Ивашка отмахнулся обеими руками.

– Избави меня Бог и помилуй! Что вы! Вас-то чтобы я на тот свет отправил! Да Бог с вами…

Не сразу объяснился Ивашка, не сразу поняла его красивая барыня, но когда поняла, то едва заметно усмехнулась, положила ему руку на плечо и промолвила:

– Ну, коли дело только в глазе, так иди!

И она так взглянула ему в глаза, что у Ивашки в голове помутилось.

Он вышел из церкви вслед за новой хозяйкой. Она шла медленно и ни разу не обернулась. Казалось, что тяжелая и горькая дума не выходит из ее головы.

У Ивашки тоже была своя дума, и тоже тяжелая, но уж не глаз его смущал. Ивашку смущала барыня, его околдовавшая своим видом, своим взглядом, своим словом… Когда она остановилась у ворот большого каменного дома и красавица барыня приказала ему стучать кольцом, то тут только Ивашка вспомнил, что забыл в церкви свой мешок. Новая хозяйка вошла во двор, отпустила его за мешком в церковь, но наказала непременно быть назад. Ивашка обещался и чувствовал, что ослушаться ее у него и мочи не будет.

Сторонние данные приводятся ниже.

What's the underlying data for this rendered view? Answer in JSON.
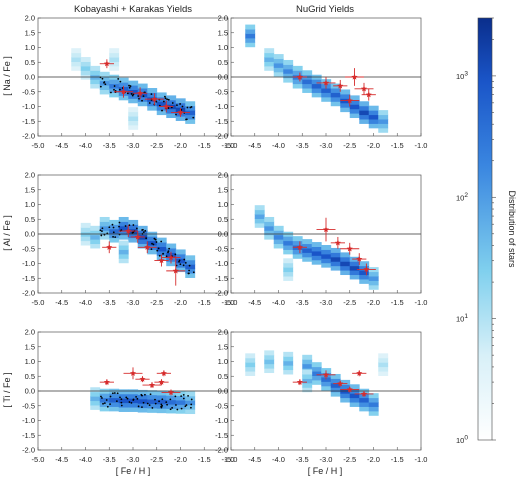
{
  "chart_data": {
    "type": "heatmap",
    "columns": [
      {
        "title": "Kobayashi + Karakas Yields"
      },
      {
        "title": "NuGrid Yields"
      }
    ],
    "rows": [
      {
        "ylabel": "[ Na / Fe ]",
        "ylim": [
          -2.0,
          2.0
        ]
      },
      {
        "ylabel": "[ Al / Fe ]",
        "ylim": [
          -2.0,
          2.0
        ]
      },
      {
        "ylabel": "[ Ti / Fe ]",
        "ylim": [
          -2.0,
          2.0
        ]
      }
    ],
    "xlabel": "[ Fe / H ]",
    "xlim": [
      -5.0,
      -1.0
    ],
    "x_ticks": [
      "-5.0",
      "-4.5",
      "-4.0",
      "-3.5",
      "-3.0",
      "-2.5",
      "-2.0",
      "-1.5",
      "-1.0"
    ],
    "y_ticks": [
      "2.0",
      "1.5",
      "1.0",
      "0.5",
      "0.0",
      "-0.5",
      "-1.0",
      "-1.5",
      "-2.0"
    ],
    "reference_line_y": 0.0,
    "colorbar": {
      "label": "Distribution of stars",
      "scale": "log",
      "range": [
        1,
        3000
      ],
      "tick_labels": [
        "10^0",
        "10^1",
        "10^2",
        "10^3"
      ],
      "color_low": "#ffffff",
      "color_high": "#0a2e8c"
    },
    "observations_color": "#d62b2b",
    "panels": [
      {
        "row": 0,
        "col": 0,
        "distribution": [
          {
            "x": -4.2,
            "y": 0.6,
            "level": 0.3
          },
          {
            "x": -4.0,
            "y": 0.3,
            "level": 0.4
          },
          {
            "x": -3.8,
            "y": 0.0,
            "level": 0.5
          },
          {
            "x": -3.6,
            "y": -0.2,
            "level": 0.6
          },
          {
            "x": -3.4,
            "y": -0.3,
            "level": 0.7
          },
          {
            "x": -3.2,
            "y": -0.4,
            "level": 0.8
          },
          {
            "x": -3.0,
            "y": -0.5,
            "level": 0.85
          },
          {
            "x": -2.8,
            "y": -0.6,
            "level": 0.85
          },
          {
            "x": -2.6,
            "y": -0.75,
            "level": 0.85
          },
          {
            "x": -2.4,
            "y": -0.9,
            "level": 0.85
          },
          {
            "x": -2.2,
            "y": -1.0,
            "level": 0.9
          },
          {
            "x": -2.0,
            "y": -1.1,
            "level": 0.9
          },
          {
            "x": -1.8,
            "y": -1.2,
            "level": 0.8
          },
          {
            "x": -3.4,
            "y": 0.6,
            "level": 0.3
          },
          {
            "x": -3.0,
            "y": -1.4,
            "level": 0.3
          }
        ],
        "simulated_stars": true,
        "observations": [
          {
            "x": -3.55,
            "y": 0.45,
            "xerr": 0.15,
            "yerr": 0.15
          },
          {
            "x": -3.2,
            "y": -0.5,
            "xerr": 0.2,
            "yerr": 0.2
          },
          {
            "x": -2.85,
            "y": -0.55,
            "xerr": 0.15,
            "yerr": 0.2
          },
          {
            "x": -2.55,
            "y": -0.75,
            "xerr": 0.2,
            "yerr": 0.2
          },
          {
            "x": -2.3,
            "y": -1.0,
            "xerr": 0.15,
            "yerr": 0.2
          },
          {
            "x": -2.0,
            "y": -1.2,
            "xerr": 0.2,
            "yerr": 0.15
          }
        ]
      },
      {
        "row": 0,
        "col": 1,
        "distribution": [
          {
            "x": -4.6,
            "y": 1.4,
            "level": 0.7
          },
          {
            "x": -4.2,
            "y": 0.6,
            "level": 0.5
          },
          {
            "x": -4.0,
            "y": 0.4,
            "level": 0.6
          },
          {
            "x": -3.8,
            "y": 0.2,
            "level": 0.65
          },
          {
            "x": -3.6,
            "y": 0.0,
            "level": 0.7
          },
          {
            "x": -3.4,
            "y": -0.15,
            "level": 0.75
          },
          {
            "x": -3.2,
            "y": -0.3,
            "level": 0.8
          },
          {
            "x": -3.0,
            "y": -0.45,
            "level": 0.8
          },
          {
            "x": -2.8,
            "y": -0.6,
            "level": 0.8
          },
          {
            "x": -2.6,
            "y": -0.8,
            "level": 0.85
          },
          {
            "x": -2.4,
            "y": -1.0,
            "level": 0.85
          },
          {
            "x": -2.2,
            "y": -1.2,
            "level": 0.9
          },
          {
            "x": -2.0,
            "y": -1.35,
            "level": 0.85
          },
          {
            "x": -1.8,
            "y": -1.5,
            "level": 0.6
          }
        ],
        "simulated_stars": false,
        "observations": [
          {
            "x": -3.55,
            "y": 0.0,
            "xerr": 0.15,
            "yerr": 0.15
          },
          {
            "x": -3.0,
            "y": -0.2,
            "xerr": 0.2,
            "yerr": 0.2
          },
          {
            "x": -2.7,
            "y": -0.3,
            "xerr": 0.15,
            "yerr": 0.2
          },
          {
            "x": -2.4,
            "y": 0.0,
            "xerr": 0.2,
            "yerr": 0.3
          },
          {
            "x": -2.2,
            "y": -0.4,
            "xerr": 0.2,
            "yerr": 0.2
          },
          {
            "x": -2.1,
            "y": -0.6,
            "xerr": 0.15,
            "yerr": 0.2
          },
          {
            "x": -2.5,
            "y": -0.8,
            "xerr": 0.2,
            "yerr": 0.2
          }
        ]
      },
      {
        "row": 1,
        "col": 0,
        "distribution": [
          {
            "x": -4.0,
            "y": 0.0,
            "level": 0.4
          },
          {
            "x": -3.8,
            "y": -0.1,
            "level": 0.5
          },
          {
            "x": -3.6,
            "y": 0.2,
            "level": 0.6
          },
          {
            "x": -3.4,
            "y": 0.1,
            "level": 0.75
          },
          {
            "x": -3.2,
            "y": 0.2,
            "level": 0.85
          },
          {
            "x": -3.0,
            "y": 0.1,
            "level": 0.9
          },
          {
            "x": -2.8,
            "y": -0.1,
            "level": 0.9
          },
          {
            "x": -2.6,
            "y": -0.3,
            "level": 0.85
          },
          {
            "x": -2.4,
            "y": -0.5,
            "level": 0.85
          },
          {
            "x": -2.2,
            "y": -0.7,
            "level": 0.85
          },
          {
            "x": -2.0,
            "y": -0.9,
            "level": 0.85
          },
          {
            "x": -1.8,
            "y": -1.1,
            "level": 0.8
          },
          {
            "x": -3.2,
            "y": -0.6,
            "level": 0.5
          }
        ],
        "simulated_stars": true,
        "observations": [
          {
            "x": -3.5,
            "y": -0.45,
            "xerr": 0.15,
            "yerr": 0.2
          },
          {
            "x": -3.1,
            "y": 0.1,
            "xerr": 0.2,
            "yerr": 0.2
          },
          {
            "x": -2.9,
            "y": -0.1,
            "xerr": 0.15,
            "yerr": 0.2
          },
          {
            "x": -2.7,
            "y": -0.45,
            "xerr": 0.2,
            "yerr": 0.2
          },
          {
            "x": -2.4,
            "y": -0.9,
            "xerr": 0.15,
            "yerr": 0.2
          },
          {
            "x": -2.2,
            "y": -0.8,
            "xerr": 0.2,
            "yerr": 0.2
          },
          {
            "x": -2.1,
            "y": -1.25,
            "xerr": 0.2,
            "yerr": 0.5
          }
        ]
      },
      {
        "row": 1,
        "col": 1,
        "distribution": [
          {
            "x": -4.4,
            "y": 0.6,
            "level": 0.55
          },
          {
            "x": -4.2,
            "y": 0.2,
            "level": 0.6
          },
          {
            "x": -4.0,
            "y": -0.1,
            "level": 0.65
          },
          {
            "x": -3.8,
            "y": -0.3,
            "level": 0.7
          },
          {
            "x": -3.6,
            "y": -0.45,
            "level": 0.75
          },
          {
            "x": -3.4,
            "y": -0.55,
            "level": 0.8
          },
          {
            "x": -3.2,
            "y": -0.65,
            "level": 0.85
          },
          {
            "x": -3.0,
            "y": -0.75,
            "level": 0.85
          },
          {
            "x": -2.8,
            "y": -0.85,
            "level": 0.9
          },
          {
            "x": -2.6,
            "y": -1.0,
            "level": 0.9
          },
          {
            "x": -2.4,
            "y": -1.15,
            "level": 0.9
          },
          {
            "x": -2.2,
            "y": -1.3,
            "level": 0.85
          },
          {
            "x": -2.0,
            "y": -1.5,
            "level": 0.6
          },
          {
            "x": -3.8,
            "y": -1.2,
            "level": 0.4
          }
        ],
        "simulated_stars": false,
        "observations": [
          {
            "x": -3.55,
            "y": -0.45,
            "xerr": 0.15,
            "yerr": 0.2
          },
          {
            "x": -3.0,
            "y": 0.15,
            "xerr": 0.2,
            "yerr": 0.4
          },
          {
            "x": -2.75,
            "y": -0.3,
            "xerr": 0.15,
            "yerr": 0.2
          },
          {
            "x": -2.5,
            "y": -0.5,
            "xerr": 0.2,
            "yerr": 0.2
          },
          {
            "x": -2.3,
            "y": -0.85,
            "xerr": 0.15,
            "yerr": 0.2
          },
          {
            "x": -2.15,
            "y": -1.2,
            "xerr": 0.2,
            "yerr": 0.2
          }
        ]
      },
      {
        "row": 2,
        "col": 0,
        "distribution": [
          {
            "x": -3.8,
            "y": -0.25,
            "level": 0.5
          },
          {
            "x": -3.6,
            "y": -0.3,
            "level": 0.7
          },
          {
            "x": -3.4,
            "y": -0.3,
            "level": 0.8
          },
          {
            "x": -3.2,
            "y": -0.32,
            "level": 0.85
          },
          {
            "x": -3.0,
            "y": -0.32,
            "level": 0.85
          },
          {
            "x": -2.8,
            "y": -0.34,
            "level": 0.85
          },
          {
            "x": -2.6,
            "y": -0.35,
            "level": 0.8
          },
          {
            "x": -2.4,
            "y": -0.36,
            "level": 0.8
          },
          {
            "x": -2.2,
            "y": -0.37,
            "level": 0.75
          },
          {
            "x": -2.0,
            "y": -0.38,
            "level": 0.7
          },
          {
            "x": -1.8,
            "y": -0.39,
            "level": 0.6
          }
        ],
        "simulated_stars": true,
        "observations": [
          {
            "x": -3.55,
            "y": 0.3,
            "xerr": 0.15,
            "yerr": 0.1
          },
          {
            "x": -3.0,
            "y": 0.6,
            "xerr": 0.2,
            "yerr": 0.2
          },
          {
            "x": -2.8,
            "y": 0.4,
            "xerr": 0.15,
            "yerr": 0.1
          },
          {
            "x": -2.6,
            "y": 0.2,
            "xerr": 0.2,
            "yerr": 0.1
          },
          {
            "x": -2.4,
            "y": 0.3,
            "xerr": 0.15,
            "yerr": 0.1
          },
          {
            "x": -2.2,
            "y": -0.05,
            "xerr": 0.2,
            "yerr": 0.1
          },
          {
            "x": -2.35,
            "y": 0.6,
            "xerr": 0.15,
            "yerr": 0.1
          }
        ]
      },
      {
        "row": 2,
        "col": 1,
        "distribution": [
          {
            "x": -4.6,
            "y": 0.9,
            "level": 0.4
          },
          {
            "x": -4.2,
            "y": 1.0,
            "level": 0.45
          },
          {
            "x": -3.8,
            "y": 0.95,
            "level": 0.5
          },
          {
            "x": -3.4,
            "y": 0.85,
            "level": 0.6
          },
          {
            "x": -3.2,
            "y": 0.6,
            "level": 0.7
          },
          {
            "x": -3.0,
            "y": 0.4,
            "level": 0.75
          },
          {
            "x": -2.8,
            "y": 0.2,
            "level": 0.8
          },
          {
            "x": -2.6,
            "y": 0.0,
            "level": 0.85
          },
          {
            "x": -2.4,
            "y": -0.15,
            "level": 0.85
          },
          {
            "x": -2.2,
            "y": -0.3,
            "level": 0.8
          },
          {
            "x": -2.0,
            "y": -0.45,
            "level": 0.7
          },
          {
            "x": -1.8,
            "y": 0.9,
            "level": 0.3
          },
          {
            "x": -3.4,
            "y": 0.35,
            "level": 0.5
          }
        ],
        "simulated_stars": false,
        "observations": [
          {
            "x": -3.55,
            "y": 0.3,
            "xerr": 0.15,
            "yerr": 0.1
          },
          {
            "x": -3.0,
            "y": 0.55,
            "xerr": 0.2,
            "yerr": 0.15
          },
          {
            "x": -2.7,
            "y": 0.25,
            "xerr": 0.15,
            "yerr": 0.1
          },
          {
            "x": -2.5,
            "y": 0.05,
            "xerr": 0.2,
            "yerr": 0.1
          },
          {
            "x": -2.3,
            "y": 0.6,
            "xerr": 0.15,
            "yerr": 0.1
          },
          {
            "x": -2.2,
            "y": -0.1,
            "xerr": 0.2,
            "yerr": 0.1
          }
        ]
      }
    ]
  }
}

Живо сбегал он в церковь, которую уже запирали. Пономарь пустил его, но никакого мешка не оказалось.

– Ротозей, – сказал пономарь, – ведь тут Москва.

– Что Москва? – спросил Ивашка.

– Еще спрашивает! что Москва!.. У нас не зевай. В Москве-матушке не токмо мешок, а зубы изо рта украдут, коли зазеваешься.

XVIII

За Москвой-рекой, в начале Ордынки, издали виден был, среди рядов маленьких деревянных строений и домишек, большой каменный дом, белый, как снег, почти боярские палаты.

Дом этот стоял в глубине большого двора, а за ним виднелись высокие, голые стволы столетних дерев, которые летом превращались в целую рощу.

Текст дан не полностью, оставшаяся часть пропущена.